I don’t care about any of that. We are well beyond the point where those are significant concerns. What we are engaged in is a global struggle against authoritarian governments who want complete information on all of us in order to keep us under control. What Snowden and Manning revealed about an out-of-control government that uses its power in secret to subvert the constitution is such an important public service that anything else pales in comparison. When people like them take enormous personal risks to do what they think is right and in the public interest, the least that those of us who have so little at risk can do is give them our wholehearted support. The government must not be allowed to vindictively punish them in order to deter future whistleblowers.

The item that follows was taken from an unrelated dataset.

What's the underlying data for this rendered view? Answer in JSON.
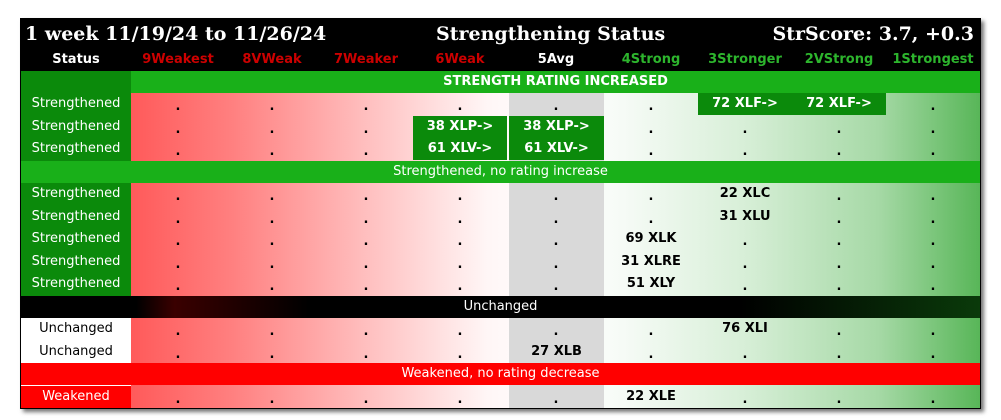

Having spent almost eighteen years at The New Yorker, I’m arguably just as much a part of the media establishment as David Gregory and his guests. In this case, though, I’m with Snowden—not only for the reasons that Drake enumerated but also because of an old-fashioned and maybe naïve inkling that journalists are meant to stick up for the underdog and irritate the powerful. On its side, the Obama Administration has the courts, the intelligence services, Congress, the diplomatic service, much of the media, and most of the American public. Snowden’s got Greenwald, a woman from Wikileaks, and a dodgy travel document from Ecuador. Which side are you on?
We should all stand in solidarity with Snowden and Manning so that others contemplating doing similar things know that they are not alone.